Together Research released Aurora, an open-source speculative decoding system that retrains the draft model continuously from live accept-reject signals. The work claims better accepted length and throughput as traffic shifts, without requiring a fixed pretrained speculator.

Aurora is Together's open-source take on online speculative decoding: instead of treating the draft model as a fixed artifact, it keeps adapting during serving. The core claim in the launch thread is "1.25x faster vs. a well-trained static speculator" without an offline retraining pipeline, and the GitHub repo plus the paper are already public.
The system is positioned around a specific production problem. As the traffic shift thread puts it, static draft models "degrade as traffic patterns shift," so a speculator tuned on code generation can be wrong-footed once demand moves toward reasoning or conversation. That makes Aurora less about peak benchmark speed in a frozen setting and more about holding onto speculative decoding gains when the live request distribution keeps moving.
Together describes Aurora as a serve-to-train loop. The inference server emits per-request accept/reject outcomes, those traces go to a buffer, and an asynchronous training server updates the draft model before hot-swapping weights back into service, according to the architecture post. The practical angle is continuous updates without taking the serving path down.
The headline benchmark from Together is that online training from scratch surpassed two static alternatives. In the results post, Aurora reached an accepted length of 3.08 and 302.3 tok/s, versus 2.63 for a static pretrained baseline and 2.99 for a pretrained-plus-finetuned setup. That is the sharper claim here: not just that Aurora adapts online, but that Together argues offline pretraining is "not a prerequisite" for an effective speculative decoder. For implementers, that shifts the optimization target from periodically rebuilding a draft model offline to wiring training and serving into one loop, as described in Together's blog.

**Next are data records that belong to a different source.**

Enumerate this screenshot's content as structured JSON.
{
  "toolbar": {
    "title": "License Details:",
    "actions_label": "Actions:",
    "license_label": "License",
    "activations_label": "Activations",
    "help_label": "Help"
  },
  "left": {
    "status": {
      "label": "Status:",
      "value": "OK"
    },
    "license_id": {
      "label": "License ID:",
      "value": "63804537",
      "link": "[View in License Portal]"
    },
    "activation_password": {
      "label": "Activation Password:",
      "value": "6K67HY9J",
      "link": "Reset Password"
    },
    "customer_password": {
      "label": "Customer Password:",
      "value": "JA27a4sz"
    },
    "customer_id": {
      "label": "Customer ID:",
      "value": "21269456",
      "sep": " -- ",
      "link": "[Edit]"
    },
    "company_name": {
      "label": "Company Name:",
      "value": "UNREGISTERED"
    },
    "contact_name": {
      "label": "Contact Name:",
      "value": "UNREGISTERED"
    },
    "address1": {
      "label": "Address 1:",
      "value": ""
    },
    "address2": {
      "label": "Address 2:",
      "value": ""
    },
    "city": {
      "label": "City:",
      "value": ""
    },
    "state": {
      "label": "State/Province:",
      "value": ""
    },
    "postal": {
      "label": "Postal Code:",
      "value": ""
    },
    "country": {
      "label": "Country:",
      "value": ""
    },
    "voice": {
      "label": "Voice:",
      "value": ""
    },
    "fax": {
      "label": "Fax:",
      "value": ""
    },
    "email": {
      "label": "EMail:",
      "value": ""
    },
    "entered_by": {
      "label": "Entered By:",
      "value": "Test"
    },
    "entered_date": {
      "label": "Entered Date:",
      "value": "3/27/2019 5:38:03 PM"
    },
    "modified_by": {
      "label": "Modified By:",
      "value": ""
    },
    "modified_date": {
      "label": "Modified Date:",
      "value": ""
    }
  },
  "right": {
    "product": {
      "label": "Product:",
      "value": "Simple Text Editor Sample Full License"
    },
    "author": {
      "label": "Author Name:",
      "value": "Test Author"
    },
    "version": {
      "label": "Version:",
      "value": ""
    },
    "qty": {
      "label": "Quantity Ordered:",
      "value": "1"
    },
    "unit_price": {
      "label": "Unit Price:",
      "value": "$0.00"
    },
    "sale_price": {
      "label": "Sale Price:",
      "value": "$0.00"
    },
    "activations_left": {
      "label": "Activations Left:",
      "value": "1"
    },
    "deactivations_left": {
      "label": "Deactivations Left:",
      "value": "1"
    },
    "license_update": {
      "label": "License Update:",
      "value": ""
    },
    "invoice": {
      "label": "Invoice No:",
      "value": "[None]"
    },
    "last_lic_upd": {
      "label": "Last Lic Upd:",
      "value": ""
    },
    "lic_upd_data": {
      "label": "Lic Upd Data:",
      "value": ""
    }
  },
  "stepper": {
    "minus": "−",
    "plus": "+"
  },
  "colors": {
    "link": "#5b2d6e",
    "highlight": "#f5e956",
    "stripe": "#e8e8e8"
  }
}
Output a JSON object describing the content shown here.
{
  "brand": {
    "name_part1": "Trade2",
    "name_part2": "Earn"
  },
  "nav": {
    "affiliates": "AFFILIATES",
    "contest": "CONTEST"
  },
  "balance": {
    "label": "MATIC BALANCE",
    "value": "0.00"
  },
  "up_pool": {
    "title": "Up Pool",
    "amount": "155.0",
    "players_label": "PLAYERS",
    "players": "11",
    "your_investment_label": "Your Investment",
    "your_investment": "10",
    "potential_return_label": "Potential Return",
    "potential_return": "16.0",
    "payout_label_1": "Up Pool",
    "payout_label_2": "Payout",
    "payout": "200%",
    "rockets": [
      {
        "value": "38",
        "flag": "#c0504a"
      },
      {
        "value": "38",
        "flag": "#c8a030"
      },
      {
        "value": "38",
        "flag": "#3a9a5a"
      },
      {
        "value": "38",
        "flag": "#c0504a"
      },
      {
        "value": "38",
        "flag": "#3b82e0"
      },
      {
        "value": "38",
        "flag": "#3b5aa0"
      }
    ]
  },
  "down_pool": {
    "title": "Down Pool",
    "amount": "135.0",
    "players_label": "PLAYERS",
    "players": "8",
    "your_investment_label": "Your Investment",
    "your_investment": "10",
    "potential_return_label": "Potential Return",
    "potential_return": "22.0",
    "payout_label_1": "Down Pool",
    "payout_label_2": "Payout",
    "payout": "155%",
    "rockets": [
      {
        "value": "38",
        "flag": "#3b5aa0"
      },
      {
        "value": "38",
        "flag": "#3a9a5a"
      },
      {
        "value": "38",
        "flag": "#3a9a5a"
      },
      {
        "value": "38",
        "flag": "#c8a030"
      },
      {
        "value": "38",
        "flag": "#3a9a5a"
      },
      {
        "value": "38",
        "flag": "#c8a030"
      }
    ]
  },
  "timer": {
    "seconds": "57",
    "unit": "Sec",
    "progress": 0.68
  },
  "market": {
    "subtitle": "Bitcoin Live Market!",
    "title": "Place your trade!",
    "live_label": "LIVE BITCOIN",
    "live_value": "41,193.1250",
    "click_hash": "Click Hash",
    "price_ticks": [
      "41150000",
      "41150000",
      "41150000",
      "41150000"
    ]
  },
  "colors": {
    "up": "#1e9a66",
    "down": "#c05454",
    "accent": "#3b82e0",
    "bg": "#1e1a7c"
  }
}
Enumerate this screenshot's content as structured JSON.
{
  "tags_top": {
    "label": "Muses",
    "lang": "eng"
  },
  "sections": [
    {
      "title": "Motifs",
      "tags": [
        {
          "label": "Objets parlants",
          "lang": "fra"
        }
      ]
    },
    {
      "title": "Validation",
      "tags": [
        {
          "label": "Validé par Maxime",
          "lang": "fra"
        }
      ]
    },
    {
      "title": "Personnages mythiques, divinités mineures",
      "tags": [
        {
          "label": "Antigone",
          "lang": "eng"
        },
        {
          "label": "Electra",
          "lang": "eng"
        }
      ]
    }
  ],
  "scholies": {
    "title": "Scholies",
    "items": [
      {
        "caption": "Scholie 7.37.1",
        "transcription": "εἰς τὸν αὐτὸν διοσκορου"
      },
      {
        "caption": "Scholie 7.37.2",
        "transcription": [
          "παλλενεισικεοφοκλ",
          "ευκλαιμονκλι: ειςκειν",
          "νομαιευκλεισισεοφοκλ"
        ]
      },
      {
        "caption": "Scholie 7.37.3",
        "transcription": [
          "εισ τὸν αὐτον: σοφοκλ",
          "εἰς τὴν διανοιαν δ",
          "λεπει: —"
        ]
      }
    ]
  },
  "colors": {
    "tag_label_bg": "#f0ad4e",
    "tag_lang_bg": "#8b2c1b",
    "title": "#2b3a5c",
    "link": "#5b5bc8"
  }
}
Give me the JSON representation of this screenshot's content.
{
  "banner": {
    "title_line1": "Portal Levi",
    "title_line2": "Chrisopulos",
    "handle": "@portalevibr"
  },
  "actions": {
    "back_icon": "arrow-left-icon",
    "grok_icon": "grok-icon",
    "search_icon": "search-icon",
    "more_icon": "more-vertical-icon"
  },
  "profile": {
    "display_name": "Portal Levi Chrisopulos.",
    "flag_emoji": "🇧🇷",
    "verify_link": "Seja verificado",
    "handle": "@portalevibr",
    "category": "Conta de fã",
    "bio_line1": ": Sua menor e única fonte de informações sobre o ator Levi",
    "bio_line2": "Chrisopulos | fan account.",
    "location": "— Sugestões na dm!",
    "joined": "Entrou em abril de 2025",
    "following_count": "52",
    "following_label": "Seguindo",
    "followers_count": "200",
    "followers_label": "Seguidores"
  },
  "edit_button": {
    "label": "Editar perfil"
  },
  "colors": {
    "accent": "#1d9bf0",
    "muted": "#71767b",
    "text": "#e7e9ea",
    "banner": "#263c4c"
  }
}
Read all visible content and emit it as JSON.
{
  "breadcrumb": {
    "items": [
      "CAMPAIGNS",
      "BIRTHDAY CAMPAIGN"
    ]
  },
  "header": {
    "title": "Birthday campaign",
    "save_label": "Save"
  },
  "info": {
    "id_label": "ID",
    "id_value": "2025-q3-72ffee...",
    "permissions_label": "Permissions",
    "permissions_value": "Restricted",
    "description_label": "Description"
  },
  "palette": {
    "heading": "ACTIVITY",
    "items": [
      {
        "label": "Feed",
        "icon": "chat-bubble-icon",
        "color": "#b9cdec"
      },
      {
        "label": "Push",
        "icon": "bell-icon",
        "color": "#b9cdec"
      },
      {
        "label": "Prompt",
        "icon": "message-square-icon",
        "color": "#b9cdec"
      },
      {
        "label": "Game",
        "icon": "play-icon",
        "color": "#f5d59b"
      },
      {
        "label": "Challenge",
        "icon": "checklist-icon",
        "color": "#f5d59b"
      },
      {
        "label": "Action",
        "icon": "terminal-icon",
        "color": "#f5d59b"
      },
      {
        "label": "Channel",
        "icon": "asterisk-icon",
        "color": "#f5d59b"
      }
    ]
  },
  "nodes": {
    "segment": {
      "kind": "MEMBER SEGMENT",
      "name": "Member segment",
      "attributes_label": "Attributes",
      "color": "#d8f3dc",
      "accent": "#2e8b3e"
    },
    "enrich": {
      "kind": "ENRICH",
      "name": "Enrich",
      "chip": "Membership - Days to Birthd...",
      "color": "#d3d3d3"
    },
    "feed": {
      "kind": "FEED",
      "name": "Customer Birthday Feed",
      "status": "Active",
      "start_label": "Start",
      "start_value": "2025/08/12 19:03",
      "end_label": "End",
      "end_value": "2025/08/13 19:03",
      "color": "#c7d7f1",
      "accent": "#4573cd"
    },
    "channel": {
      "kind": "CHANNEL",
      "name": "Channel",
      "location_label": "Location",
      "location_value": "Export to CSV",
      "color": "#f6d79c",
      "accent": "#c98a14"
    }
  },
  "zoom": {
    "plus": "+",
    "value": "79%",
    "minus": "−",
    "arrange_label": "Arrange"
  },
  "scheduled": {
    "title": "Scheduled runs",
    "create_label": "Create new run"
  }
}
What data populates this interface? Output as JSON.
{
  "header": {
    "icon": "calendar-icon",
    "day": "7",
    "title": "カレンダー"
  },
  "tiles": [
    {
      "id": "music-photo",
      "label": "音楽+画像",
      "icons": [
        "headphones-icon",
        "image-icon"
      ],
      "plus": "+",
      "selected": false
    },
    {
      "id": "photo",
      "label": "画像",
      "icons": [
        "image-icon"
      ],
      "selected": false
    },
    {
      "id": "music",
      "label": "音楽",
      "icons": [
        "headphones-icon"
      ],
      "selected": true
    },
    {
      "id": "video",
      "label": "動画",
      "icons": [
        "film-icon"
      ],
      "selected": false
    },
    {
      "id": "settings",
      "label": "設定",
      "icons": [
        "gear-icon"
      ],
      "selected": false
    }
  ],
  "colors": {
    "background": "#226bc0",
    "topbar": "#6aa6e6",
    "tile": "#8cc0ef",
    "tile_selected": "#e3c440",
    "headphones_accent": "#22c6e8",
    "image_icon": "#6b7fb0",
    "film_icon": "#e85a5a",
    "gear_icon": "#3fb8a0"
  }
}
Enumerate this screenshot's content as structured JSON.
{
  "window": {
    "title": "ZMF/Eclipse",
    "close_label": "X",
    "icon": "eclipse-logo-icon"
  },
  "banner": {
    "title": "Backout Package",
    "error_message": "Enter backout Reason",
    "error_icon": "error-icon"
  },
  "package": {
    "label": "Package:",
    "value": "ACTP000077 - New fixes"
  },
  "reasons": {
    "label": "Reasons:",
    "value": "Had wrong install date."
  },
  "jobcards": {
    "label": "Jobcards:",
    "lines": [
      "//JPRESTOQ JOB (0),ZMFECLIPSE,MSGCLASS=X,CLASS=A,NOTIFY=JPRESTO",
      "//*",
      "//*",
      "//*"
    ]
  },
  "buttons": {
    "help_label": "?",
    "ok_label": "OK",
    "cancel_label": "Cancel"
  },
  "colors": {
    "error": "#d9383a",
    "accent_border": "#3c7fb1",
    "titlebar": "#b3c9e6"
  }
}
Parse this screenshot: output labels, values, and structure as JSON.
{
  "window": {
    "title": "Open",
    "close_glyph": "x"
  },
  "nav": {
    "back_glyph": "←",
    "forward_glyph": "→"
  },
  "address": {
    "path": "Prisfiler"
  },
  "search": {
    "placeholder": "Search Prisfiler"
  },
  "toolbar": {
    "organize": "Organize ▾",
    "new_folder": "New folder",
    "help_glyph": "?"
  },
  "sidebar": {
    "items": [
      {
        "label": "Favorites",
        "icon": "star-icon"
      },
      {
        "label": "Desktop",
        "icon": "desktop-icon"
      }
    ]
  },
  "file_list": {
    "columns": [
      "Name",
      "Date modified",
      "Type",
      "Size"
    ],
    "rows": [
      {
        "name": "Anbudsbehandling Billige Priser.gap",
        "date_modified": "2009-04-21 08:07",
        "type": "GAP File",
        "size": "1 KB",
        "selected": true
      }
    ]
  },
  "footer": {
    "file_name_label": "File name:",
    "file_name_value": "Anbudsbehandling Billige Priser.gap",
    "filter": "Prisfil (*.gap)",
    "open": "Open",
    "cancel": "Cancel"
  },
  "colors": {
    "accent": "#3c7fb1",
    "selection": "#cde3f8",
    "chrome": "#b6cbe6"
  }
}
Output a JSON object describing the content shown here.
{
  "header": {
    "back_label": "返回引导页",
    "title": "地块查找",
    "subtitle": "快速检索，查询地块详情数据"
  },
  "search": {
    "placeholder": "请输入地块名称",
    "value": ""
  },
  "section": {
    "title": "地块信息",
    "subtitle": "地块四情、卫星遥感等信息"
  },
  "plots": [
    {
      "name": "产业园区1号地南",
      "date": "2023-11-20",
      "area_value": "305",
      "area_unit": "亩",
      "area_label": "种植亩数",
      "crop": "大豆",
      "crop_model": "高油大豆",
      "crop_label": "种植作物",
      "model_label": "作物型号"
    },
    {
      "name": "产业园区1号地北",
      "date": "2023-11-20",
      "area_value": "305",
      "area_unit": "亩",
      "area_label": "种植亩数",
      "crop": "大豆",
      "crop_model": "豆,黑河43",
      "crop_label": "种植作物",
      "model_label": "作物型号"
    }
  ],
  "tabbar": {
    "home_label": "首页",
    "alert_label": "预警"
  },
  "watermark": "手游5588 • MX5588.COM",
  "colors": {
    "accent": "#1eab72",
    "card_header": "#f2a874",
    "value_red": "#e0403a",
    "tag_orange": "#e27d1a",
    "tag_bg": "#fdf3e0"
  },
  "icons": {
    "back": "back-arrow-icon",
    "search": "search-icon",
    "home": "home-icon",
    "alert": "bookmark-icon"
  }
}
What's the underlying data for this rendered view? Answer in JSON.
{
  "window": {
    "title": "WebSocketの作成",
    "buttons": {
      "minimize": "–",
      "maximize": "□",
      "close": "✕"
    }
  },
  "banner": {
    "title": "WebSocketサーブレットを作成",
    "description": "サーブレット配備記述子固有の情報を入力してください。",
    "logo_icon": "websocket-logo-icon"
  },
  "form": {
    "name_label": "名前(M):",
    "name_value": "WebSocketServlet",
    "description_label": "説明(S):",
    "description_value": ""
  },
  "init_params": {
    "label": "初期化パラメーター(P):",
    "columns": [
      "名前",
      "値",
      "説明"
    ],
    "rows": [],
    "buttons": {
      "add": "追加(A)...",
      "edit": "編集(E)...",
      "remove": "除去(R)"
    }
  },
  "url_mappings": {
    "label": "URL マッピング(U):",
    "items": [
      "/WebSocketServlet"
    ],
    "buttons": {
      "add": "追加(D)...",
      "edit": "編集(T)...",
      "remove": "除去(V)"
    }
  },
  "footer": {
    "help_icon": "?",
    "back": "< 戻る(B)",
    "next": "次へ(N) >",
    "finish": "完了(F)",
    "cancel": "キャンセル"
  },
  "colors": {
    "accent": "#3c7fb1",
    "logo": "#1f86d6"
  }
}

New from Together Research: Aurora. Speculative decoding that adapts to shifting traffic in real time — and keeps improving the longer it runs. Open-source, RL-based, 1.25x faster vs. a well-trained static speculator with no offline retraining pipeline. Thread 🧵
The design: a serve-to-train flywheel. The inference server streams accept/reject results from every request to a buffer. An async training server updates the draft model and hot-swaps weights back — zero service interruption.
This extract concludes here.